[Info-vax] Final Orace release on VMS.
Craig A. Berry
craigberry at nospam.mac.com
Sat Nov 14 17:44:07 EST 2020
On 11/14/20 2:56 PM, John Reagan wrote:
> On Saturday, November 14, 2020 at 2:36:56 PM UTC-5, John Dallman wrote:
>> In article <roosmk$ga0$1... at dont-email.me>, jan-erik.... at telia.com
>> (Jan-Erik Söderholm) wrote:
>>
>>> Read my lips, there will *never* be a "modern" browser running on
>>> VMS servers having features up to date with browsers on desktop
>> systems.
>> Is there some fundamental impossibility to porting Chromium or Firefox?
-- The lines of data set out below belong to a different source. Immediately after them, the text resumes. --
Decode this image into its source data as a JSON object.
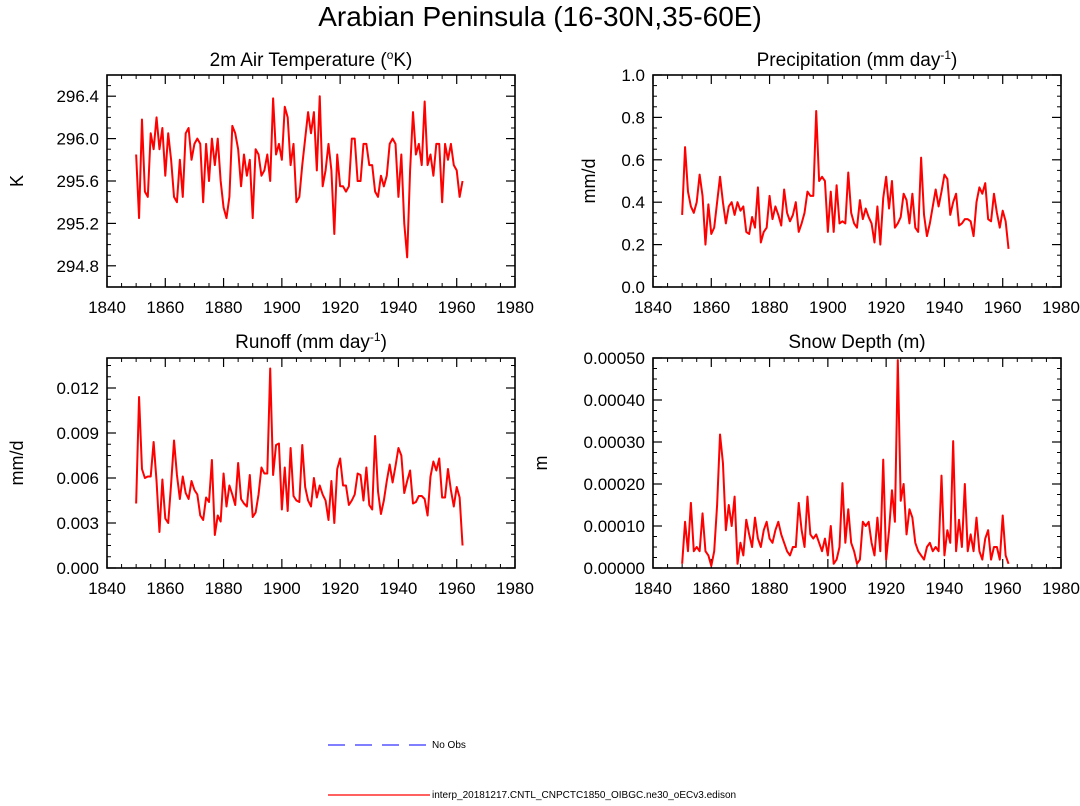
{
  "figure": {
    "title": "Arabian Peninsula (16-30N,35-60E)"
  },
  "legend": [
    {
      "label": "No Obs",
      "color": "#3333ff",
      "style": "dashed"
    },
    {
      "label": "interp_20181217.CNTL_CNPCTC1850_OIBGC.ne30_oECv3.edison",
      "color": "#ff0000",
      "style": "solid"
    }
  ],
  "chart_data": [
    {
      "type": "line",
      "title": "2m Air Temperature (",
      "title_sup": "o",
      "title_tail": "K)",
      "ylabel": "K",
      "xlim": [
        1840,
        1980
      ],
      "ylim": [
        294.6,
        296.6
      ],
      "xticks": [
        1840,
        1860,
        1880,
        1900,
        1920,
        1940,
        1960,
        1980
      ],
      "xtick_labels": [
        "1840",
        "1860",
        "1880",
        "1900",
        "1920",
        "1940",
        "1960",
        "1980"
      ],
      "yticks": [
        294.8,
        295.2,
        295.6,
        296.0,
        296.4
      ],
      "ytick_labels": [
        "294.8",
        "295.2",
        "295.6",
        "296.0",
        "296.4"
      ],
      "x_start": 1850,
      "x_step": 1,
      "series": [
        {
          "name": "interp_20181217.CNTL_CNPCTC1850_OIBGC.ne30_oECv3.edison",
          "color": "#ff0000",
          "values": [
            295.85,
            295.25,
            296.18,
            295.5,
            295.45,
            296.05,
            295.9,
            296.2,
            295.9,
            296.1,
            295.65,
            296.05,
            295.8,
            295.45,
            295.4,
            295.8,
            295.45,
            296.05,
            296.1,
            295.8,
            295.95,
            296.0,
            295.95,
            295.4,
            295.95,
            295.6,
            296.0,
            295.75,
            296.0,
            295.6,
            295.35,
            295.25,
            295.45,
            296.12,
            296.05,
            295.9,
            295.55,
            295.85,
            295.65,
            295.8,
            295.25,
            295.9,
            295.85,
            295.65,
            295.7,
            295.85,
            295.6,
            296.38,
            295.85,
            295.95,
            295.8,
            296.3,
            296.2,
            295.75,
            295.95,
            295.4,
            295.45,
            295.75,
            296.0,
            296.25,
            296.05,
            296.25,
            295.7,
            296.4,
            295.55,
            295.7,
            295.95,
            295.7,
            295.1,
            295.85,
            295.55,
            295.55,
            295.5,
            295.55,
            296.0,
            296.0,
            295.6,
            295.6,
            295.95,
            295.95,
            295.75,
            295.75,
            295.5,
            295.45,
            295.65,
            295.55,
            295.65,
            295.95,
            296.0,
            295.95,
            295.45,
            295.85,
            295.2,
            294.88,
            295.7,
            296.25,
            295.85,
            295.95,
            295.75,
            296.35,
            295.75,
            295.85,
            295.65,
            295.95,
            295.95,
            295.4,
            295.95,
            295.8,
            295.95,
            295.75,
            295.7,
            295.45,
            295.6
          ]
        }
      ]
    },
    {
      "type": "line",
      "title": "Precipitation (mm day",
      "title_sup": "-1",
      "title_tail": ")",
      "ylabel": "mm/d",
      "xlim": [
        1840,
        1980
      ],
      "ylim": [
        0.0,
        1.0
      ],
      "xticks": [
        1840,
        1860,
        1880,
        1900,
        1920,
        1940,
        1960,
        1980
      ],
      "xtick_labels": [
        "1840",
        "1860",
        "1880",
        "1900",
        "1920",
        "1940",
        "1960",
        "1980"
      ],
      "yticks": [
        0.0,
        0.2,
        0.4,
        0.6,
        0.8,
        1.0
      ],
      "ytick_labels": [
        "0.0",
        "0.2",
        "0.4",
        "0.6",
        "0.8",
        "1.0"
      ],
      "x_start": 1850,
      "x_step": 1,
      "series": [
        {
          "name": "interp_20181217.CNTL_CNPCTC1850_OIBGC.ne30_oECv3.edison",
          "color": "#ff0000",
          "values": [
            0.34,
            0.66,
            0.45,
            0.38,
            0.35,
            0.4,
            0.53,
            0.43,
            0.2,
            0.39,
            0.25,
            0.28,
            0.4,
            0.52,
            0.4,
            0.3,
            0.38,
            0.4,
            0.34,
            0.4,
            0.36,
            0.38,
            0.26,
            0.25,
            0.33,
            0.28,
            0.47,
            0.21,
            0.26,
            0.28,
            0.43,
            0.32,
            0.38,
            0.34,
            0.29,
            0.46,
            0.35,
            0.31,
            0.34,
            0.4,
            0.26,
            0.3,
            0.35,
            0.45,
            0.43,
            0.43,
            0.83,
            0.5,
            0.52,
            0.5,
            0.26,
            0.45,
            0.26,
            0.48,
            0.3,
            0.31,
            0.3,
            0.54,
            0.35,
            0.3,
            0.28,
            0.41,
            0.32,
            0.37,
            0.33,
            0.3,
            0.21,
            0.38,
            0.2,
            0.42,
            0.52,
            0.37,
            0.5,
            0.28,
            0.3,
            0.33,
            0.44,
            0.41,
            0.3,
            0.44,
            0.28,
            0.26,
            0.61,
            0.34,
            0.24,
            0.3,
            0.38,
            0.46,
            0.38,
            0.45,
            0.53,
            0.51,
            0.34,
            0.4,
            0.44,
            0.29,
            0.3,
            0.32,
            0.32,
            0.31,
            0.24,
            0.4,
            0.47,
            0.44,
            0.49,
            0.32,
            0.31,
            0.44,
            0.35,
            0.28,
            0.36,
            0.31,
            0.18
          ]
        }
      ]
    },
    {
      "type": "line",
      "title": "Runoff (mm day",
      "title_sup": "-1",
      "title_tail": ")",
      "ylabel": "mm/d",
      "xlim": [
        1840,
        1980
      ],
      "ylim": [
        0.0,
        0.014
      ],
      "xticks": [
        1840,
        1860,
        1880,
        1900,
        1920,
        1940,
        1960,
        1980
      ],
      "xtick_labels": [
        "1840",
        "1860",
        "1880",
        "1900",
        "1920",
        "1940",
        "1960",
        "1980"
      ],
      "yticks": [
        0.0,
        0.003,
        0.006,
        0.009,
        0.012
      ],
      "ytick_labels": [
        "0.000",
        "0.003",
        "0.006",
        "0.009",
        "0.012"
      ],
      "x_start": 1850,
      "x_step": 1,
      "series": [
        {
          "name": "interp_20181217.CNTL_CNPCTC1850_OIBGC.ne30_oECv3.edison",
          "color": "#ff0000",
          "values": [
            0.0043,
            0.0114,
            0.0066,
            0.006,
            0.0061,
            0.0061,
            0.0084,
            0.0058,
            0.0024,
            0.0059,
            0.0033,
            0.003,
            0.0056,
            0.0085,
            0.0062,
            0.0046,
            0.0061,
            0.005,
            0.0046,
            0.0058,
            0.0052,
            0.0049,
            0.0035,
            0.0032,
            0.0047,
            0.0044,
            0.0072,
            0.0022,
            0.0035,
            0.0031,
            0.0063,
            0.0041,
            0.0055,
            0.0049,
            0.0042,
            0.007,
            0.0046,
            0.0043,
            0.0041,
            0.0062,
            0.0034,
            0.0037,
            0.0049,
            0.0067,
            0.0063,
            0.0063,
            0.0133,
            0.0062,
            0.0082,
            0.0083,
            0.0039,
            0.0067,
            0.0038,
            0.008,
            0.0048,
            0.0045,
            0.0044,
            0.0082,
            0.0054,
            0.0045,
            0.0041,
            0.006,
            0.0047,
            0.0055,
            0.0049,
            0.0045,
            0.0032,
            0.0058,
            0.003,
            0.0066,
            0.0073,
            0.0055,
            0.0055,
            0.0042,
            0.0045,
            0.0049,
            0.0063,
            0.0062,
            0.0045,
            0.0067,
            0.0042,
            0.0039,
            0.0088,
            0.0051,
            0.0036,
            0.0045,
            0.0058,
            0.0069,
            0.0057,
            0.0068,
            0.008,
            0.0075,
            0.005,
            0.0058,
            0.0065,
            0.0043,
            0.0044,
            0.0048,
            0.0048,
            0.0046,
            0.0035,
            0.0061,
            0.0071,
            0.0065,
            0.0073,
            0.0047,
            0.0047,
            0.0066,
            0.0052,
            0.0041,
            0.0054,
            0.0047,
            0.0015
          ]
        }
      ]
    },
    {
      "type": "line",
      "title": "Snow Depth (m)",
      "title_sup": "",
      "title_tail": "",
      "ylabel": "m",
      "xlim": [
        1840,
        1980
      ],
      "ylim": [
        0.0,
        0.0005
      ],
      "xticks": [
        1840,
        1860,
        1880,
        1900,
        1920,
        1940,
        1960,
        1980
      ],
      "xtick_labels": [
        "1840",
        "1860",
        "1880",
        "1900",
        "1920",
        "1940",
        "1960",
        "1980"
      ],
      "yticks": [
        0.0,
        0.0001,
        0.0002,
        0.0003,
        0.0004,
        0.0005
      ],
      "ytick_labels": [
        "0.00000",
        "0.00010",
        "0.00020",
        "0.00030",
        "0.00040",
        "0.00050"
      ],
      "x_start": 1850,
      "x_step": 1,
      "series": [
        {
          "name": "interp_20181217.CNTL_CNPCTC1850_OIBGC.ne30_oECv3.edison",
          "color": "#ff0000",
          "values": [
            1e-05,
            0.00011,
            4e-05,
            0.000155,
            4e-05,
            5e-05,
            4e-05,
            0.00013,
            4e-05,
            3e-05,
            5e-06,
            4e-05,
            0.00015,
            0.000318,
            0.00025,
            9e-05,
            0.00015,
            0.0001,
            0.00017,
            1e-05,
            6e-05,
            3e-05,
            0.000115,
            8e-05,
            5e-05,
            0.00012,
            7e-05,
            5e-05,
            9e-05,
            0.00011,
            7e-05,
            6e-05,
            9e-05,
            0.00011,
            8e-05,
            6e-05,
            4e-05,
            3e-05,
            5e-05,
            5e-05,
            0.000155,
            9e-05,
            5e-05,
            0.00017,
            8e-05,
            7e-05,
            8e-05,
            6e-05,
            4e-05,
            7e-05,
            3e-05,
            0.0001,
            1e-05,
            2e-05,
            5e-05,
            0.000202,
            6e-05,
            0.00014,
            6e-05,
            4e-05,
            1e-05,
            2e-05,
            0.00011,
            0.0001,
            0.00011,
            6e-05,
            3e-05,
            0.00012,
            4e-05,
            0.000258,
            2e-05,
            9e-05,
            0.000185,
            0.00011,
            0.000495,
            0.00016,
            0.0002,
            8e-05,
            0.00014,
            0.00012,
            6e-05,
            4e-05,
            3e-05,
            2e-05,
            5e-05,
            6e-05,
            4e-05,
            5e-05,
            4e-05,
            0.00022,
            3e-05,
            9e-05,
            6e-05,
            0.000302,
            4e-05,
            0.000115,
            5e-05,
            0.0002,
            4e-05,
            8e-05,
            4e-05,
            0.00012,
            4e-05,
            2e-05,
            7e-05,
            9e-05,
            2e-05,
            5e-05,
            5e-05,
            2e-05,
            0.000125,
            3e-05,
            1e-05
          ]
        }
      ]
    }
  ]
}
>> Or do you simply reckon nobody will go to sufficient effort?
>>
>> John
> Firefox has large pieces of Rust.
>
> I'll guess that both C++ used by both Rust and Chromium wouldn't get
> through the Alpha or Itanium C++ compilers.
FWIW, the Windows build of chromium uses clang rather than Microsoft's
compiler.
> I suppose you can build them on Linux try to move objects over but
> that has all sorts of issues with headers, RTL name prefixing,
> calling convention differences (VMS wants an arg-count).
>
> And all of that is before you have to deal with whatever libraries
> are used Xorg, GTK+, GDK, and the latest X11.
The Linux build lists about 40 libraries that the build depends on:
<https://chromium.googlesource.com/chromium/src/+/master/build/install-build-deps.sh#242>
The build also fetches or builds about 100 different libraries that are
not considered part of chromium proper, including little things like the
V8 JavaScript/WebAssembly engine.
There are a bunch of custom build tools, some of which would also need
to be ported. It looks like it would be difficult to do without git, and
vgit would be unlikely to have all the necessary features.